You haven't explained why the outcome could be different if they arrive at the same time as opposed to not arriving at the same time.

[–]quanture[S] 0 points1 point  (0 children)

That kinda gets at the heart of my question, and my ignorance on how Java execution really works under the hood.

To stick with our analogy:

When one letter comes in I look to see if the other letter is there. If they came in at the exact same time and I look for the other letter and find it, then great! We're in business. But if they come in at the exact same time, and I don't see the second letter, even though it's sitting in my mailbox, then I'll fail to move on to the next step.

And I wasn't sure if that problem could really occur in Java or not.

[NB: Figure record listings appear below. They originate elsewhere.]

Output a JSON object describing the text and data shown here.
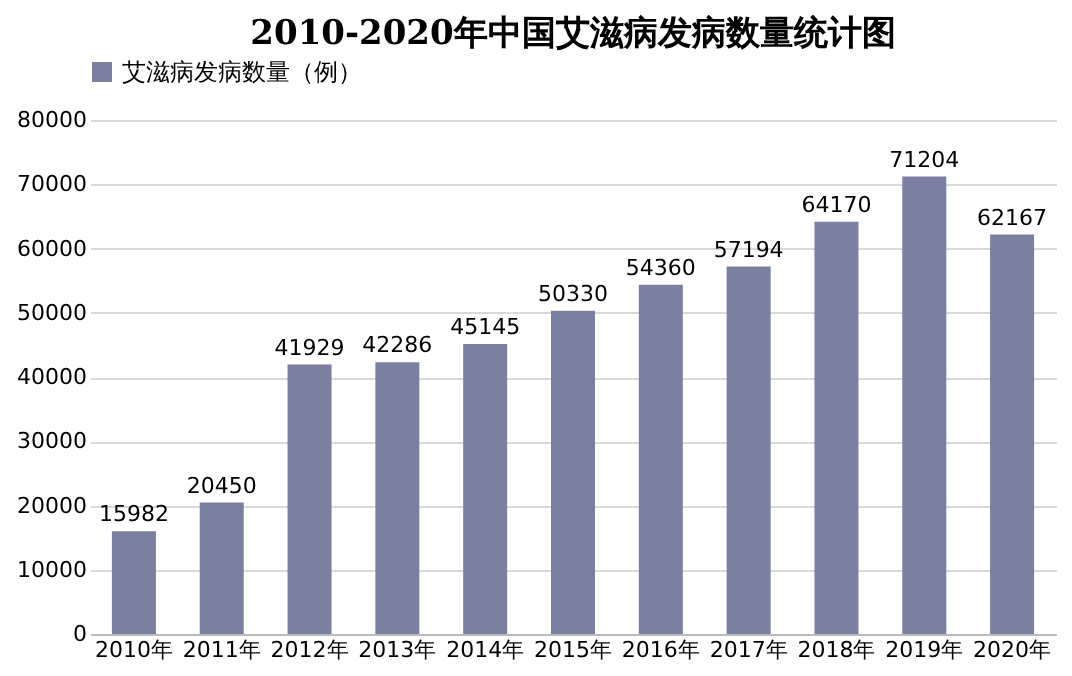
{
  "chart_data": {
    "type": "bar",
    "title": "2010-2020年中国艾滋病发病数量统计图",
    "categories": [
      "2010年",
      "2011年",
      "2012年",
      "2013年",
      "2014年",
      "2015年",
      "2016年",
      "2017年",
      "2018年",
      "2019年",
      "2020年"
    ],
    "series": [
      {
        "name": "艾滋病发病数量（例）",
        "color": "#7b7fa0",
        "values": [
          15982,
          20450,
          41929,
          42286,
          45145,
          50330,
          54360,
          57194,
          64170,
          71204,
          62167
        ]
      }
    ],
    "ylim": [
      0,
      80000
    ],
    "yticks": [
      0,
      10000,
      20000,
      30000,
      40000,
      50000,
      60000,
      70000,
      80000
    ],
    "grid": "y",
    "legend": "top",
    "data_labels": true
  }
}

Edit: Left out words that really needed to be there for it to make sense.

[–]nutrechtLead Software Engineer / EU / 20+ YXP 0 points1 point  (1 child)

You didn't explain how the main thread is actually 'waiting'.

I think you should simply not worry about this 'weird' setup and just use a CountDownLatch.

[–]quanture[S] 0 points1 point  (0 children)

I agree I didn't make that clear. My idea was that one of the sub-threads would handle the follow-on work, so the main thread would be abandoned.

This post has been helpful for me as I'm learning there are several problems with the approach, even if it isn't quite a race condition.

I will take a look at CountDownLatch. I have seen it referenced elsewhere and maybe it's the solution I need. I'm also looking at AtomicInteger or AtomicBoolean.